The City of Perrysburg has recently been having discussions concerning the rehiring of retired City employees. Many have voiced concerns about “double dipping” and it’s supposed “unfairness.”
After doing some research as it pertains to the City of Perrysburg, I’ve found that rehiring of retirees could prove beneficial to the taxpayers in most instances. Rehiring a known, trained, and experienced employee with a wage and benefit package of a new employee could save the City thousands of dollars.
There are certain criteria that must be adopted for rehiring to be feasible.
First of all, the position vacated must be evaluated to determine if it needs to be filled, reclassified, or abolished.
Second, after consulting with the division head(s) supervising or utilizing that position, the mayor determines the reemployment of that employee will provide an extraordinary and demonstrated benefit to city operations. One test of this factor would be a position that requires extensive training, certification, or high skill level.
Third would be the employee’s attendance record, work history, and performance evaluations. Rehiring a marginal employee won’t work.
Fourth, the retiree would be treated as if he was a new employee in regards to wages, vacation, sick time, and any other benefit offered through the union contract or personnel policy.
The last thing that needs to be addressed is the length of the reemployment. With the City of Perrysburg, that length would be 7 years since additional vacation would start to apply.
Reemployment has always seemed to raise the ire of the public as abuse of their tax dollars. My research shows something different. If everyone that was eligible to retire who now works for the city did retire, the city would save over $384,000 a year in wages alone. Add to that 79 fewer weeks of vacation.
Another potential advantage would be the solvency of the retirement system. I say potential because I haven’t run the exact numbers.
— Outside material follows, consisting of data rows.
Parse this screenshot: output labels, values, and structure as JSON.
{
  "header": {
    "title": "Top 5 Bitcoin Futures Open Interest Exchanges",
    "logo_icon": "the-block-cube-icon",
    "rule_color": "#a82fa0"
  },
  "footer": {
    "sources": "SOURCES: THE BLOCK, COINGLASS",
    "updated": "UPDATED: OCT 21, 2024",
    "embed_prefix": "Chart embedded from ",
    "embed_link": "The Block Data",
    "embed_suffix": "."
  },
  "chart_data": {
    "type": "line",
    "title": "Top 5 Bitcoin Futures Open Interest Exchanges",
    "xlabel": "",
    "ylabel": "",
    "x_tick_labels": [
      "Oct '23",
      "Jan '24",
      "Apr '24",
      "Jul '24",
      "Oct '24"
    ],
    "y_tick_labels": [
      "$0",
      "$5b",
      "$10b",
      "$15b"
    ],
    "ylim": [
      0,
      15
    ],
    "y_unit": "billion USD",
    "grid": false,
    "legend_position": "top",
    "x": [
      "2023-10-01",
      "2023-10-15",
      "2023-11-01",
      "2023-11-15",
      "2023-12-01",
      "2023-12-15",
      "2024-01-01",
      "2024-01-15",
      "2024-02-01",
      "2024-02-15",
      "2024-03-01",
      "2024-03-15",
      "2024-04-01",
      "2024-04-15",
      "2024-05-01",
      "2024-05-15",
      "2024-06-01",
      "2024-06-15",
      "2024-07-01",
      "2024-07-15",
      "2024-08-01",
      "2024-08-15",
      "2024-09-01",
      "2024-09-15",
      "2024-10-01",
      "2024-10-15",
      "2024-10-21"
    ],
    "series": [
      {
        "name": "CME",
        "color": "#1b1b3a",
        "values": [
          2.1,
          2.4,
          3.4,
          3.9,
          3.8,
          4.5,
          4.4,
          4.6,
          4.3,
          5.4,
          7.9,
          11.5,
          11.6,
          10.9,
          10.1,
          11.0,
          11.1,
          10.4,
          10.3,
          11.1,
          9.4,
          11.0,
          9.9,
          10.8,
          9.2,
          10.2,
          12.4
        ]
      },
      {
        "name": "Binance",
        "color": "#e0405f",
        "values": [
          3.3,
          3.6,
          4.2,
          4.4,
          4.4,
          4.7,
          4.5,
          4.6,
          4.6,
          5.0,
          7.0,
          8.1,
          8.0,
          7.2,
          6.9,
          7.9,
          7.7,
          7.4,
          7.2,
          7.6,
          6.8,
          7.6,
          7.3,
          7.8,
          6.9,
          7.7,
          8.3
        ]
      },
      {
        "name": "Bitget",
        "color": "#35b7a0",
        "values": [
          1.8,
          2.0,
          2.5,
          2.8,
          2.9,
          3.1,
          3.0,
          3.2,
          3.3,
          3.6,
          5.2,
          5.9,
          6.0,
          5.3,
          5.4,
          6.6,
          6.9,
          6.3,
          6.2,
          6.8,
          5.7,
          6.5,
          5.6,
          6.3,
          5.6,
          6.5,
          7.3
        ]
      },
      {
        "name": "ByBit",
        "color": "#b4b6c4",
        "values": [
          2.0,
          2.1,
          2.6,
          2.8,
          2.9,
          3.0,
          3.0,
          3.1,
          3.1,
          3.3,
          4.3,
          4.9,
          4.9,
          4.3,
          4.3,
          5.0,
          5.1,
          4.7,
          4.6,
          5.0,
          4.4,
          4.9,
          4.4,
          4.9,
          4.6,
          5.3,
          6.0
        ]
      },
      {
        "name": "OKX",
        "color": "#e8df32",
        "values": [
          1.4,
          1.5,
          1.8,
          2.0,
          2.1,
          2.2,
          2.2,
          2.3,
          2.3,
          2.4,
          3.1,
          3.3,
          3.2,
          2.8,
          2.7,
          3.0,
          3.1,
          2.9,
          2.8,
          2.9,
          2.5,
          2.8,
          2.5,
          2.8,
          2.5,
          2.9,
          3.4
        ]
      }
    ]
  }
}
But since the retired employee can’t collect two public pensions, the City’s portion of that rehired employees pension contribution would never be collected in the future, so would help solidify the pension system as a whole.
A new employee would make the same contribution but would collect it in the future when he/she retired.
As bad as the connotation of “double dipping” sounds, it really isn’t an abuse of taxpayer’s monies as I see it. So the argument must go to another level, why does someone get to retire before he or she is 65 or is still able to work? That’s an argument for another day.